交叉注意力变压器用于多模态无监督全身PET异常检测 (Cross Attention Transformers for Multi-modal Unsupervised Whole-Body PET Anomaly Detection)

Cancer is a highly heterogeneous condition that can occur almost anywhere in the human body. 18F-fluorodeoxyglucose is an imaging modality commonly used to detect cancer due to its high sensitivity and clear visualisation of the pattern of metabolic activity. Nonetheless, as cancer is highly heterogeneous, it is challenging to train general-purpose discriminative cancer detection models, with data availability and disease complexity often cited as a limiting factor. Unsupervised anomaly detection models have been suggested as a putative solution. These models learn a healthy representation of tissue and detect cancer by predicting deviations from the healthy norm, which requires models capable of accurately learning long-range interactions between organs and their imaging patterns with high levels of expressivity. Such characteristics are suitably satisfied by transformers, which have been shown to generate state-of-the-art results in unsupervised anomaly detection by training on normal data. This work expands upon such approaches by introducing multi-modal conditioning of the transformer via cross-attention i.e. supplying anatomical reference from paired CT. Using 294 whole-body PET/CT samples, we show that our anomaly detection method is robust and capable of achieving accurate cancer localization results even in cases where normal training data is unavailable. In addition, we show the efficacy of this approach on out-of-sample data showcasing the generalizability of this approach with limited training data. Lastly, we propose to combine model uncertainty with a new kernel density estimation approach, and show that it provides clinically and statistically significant improvements when compared to the classic residual-based anomaly maps. Overall, a superior performance is demonstrated against leading state-of-the-art alternatives, drawing attention to the potential of these approaches.
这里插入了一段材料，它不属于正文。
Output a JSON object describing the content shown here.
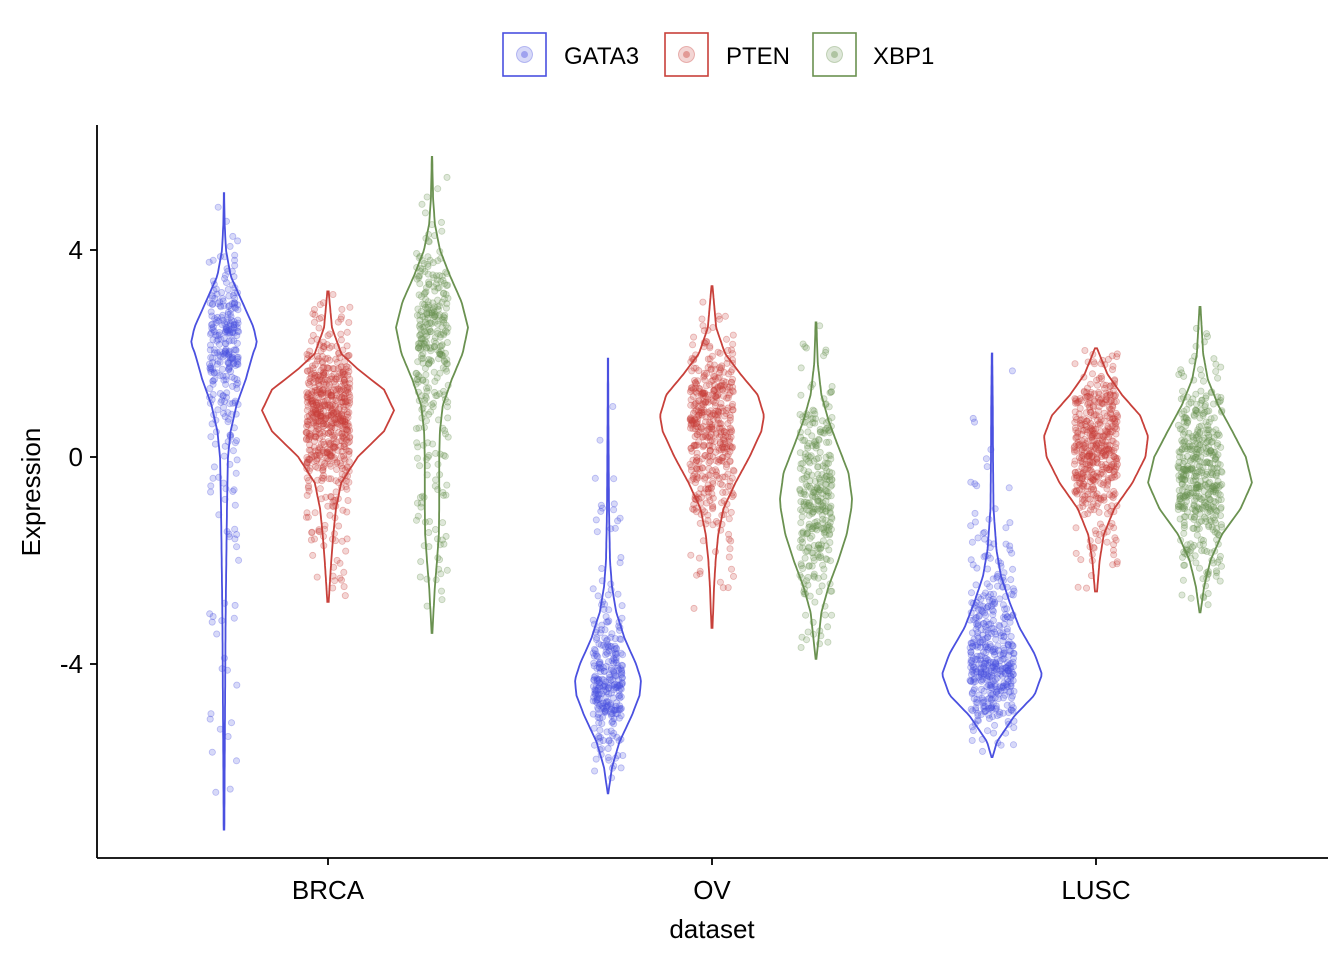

翻译：癌症是一种高度异质性的疾病，几乎可以在人体的任何部位发生。18F-脱氧葡萄糖是一种常用于检测癌症的成像模式，由于其高灵敏度和代谢活性模式的清晰可见性。然而，由于癌症高度异质性，训练通用目的的判别性癌症检测模型是具有挑战性的，数据可用性和疾病复杂性通常被视为制约因素。无监督异常检测模型已被认为是可能的解决方案。这些模型学习组织的健康表示，并通过预测与健康规范的偏差来检测癌症，这需要能够准确学习器官和其成像模式之间的远程相互作用的模型，并具有高水平的表现力。变压器适当满足这些特征，已被证明可以通过对正常数据进行训练来产生无监督异常检测方面的最新结果。本研究通过引入通过相互关注的多模态变换器进行交替处理，对这种方法进行了扩展，即提供来自匹配CT的解剖参考。使用294个全身PET / CT样本，我们展示了我们的异常检测方法是鲁棒且能够实现准确的癌症定位结果，即使在正常训练数据不可用的情况下也是如此。此外，我们展示了这种方法在样本外数据上的功效，展示了这种方法在有限的训练数据下的通用性。最后，我们建议将模型不确定性与新的核密度估计方法相结合，并展示了与经典残差基于异常地图相比提供临床上和统计显着改进的有效性。总体而言，本研究展示了超过领先的最新替代方案的出色表现，引起了人们对这些方法的关注。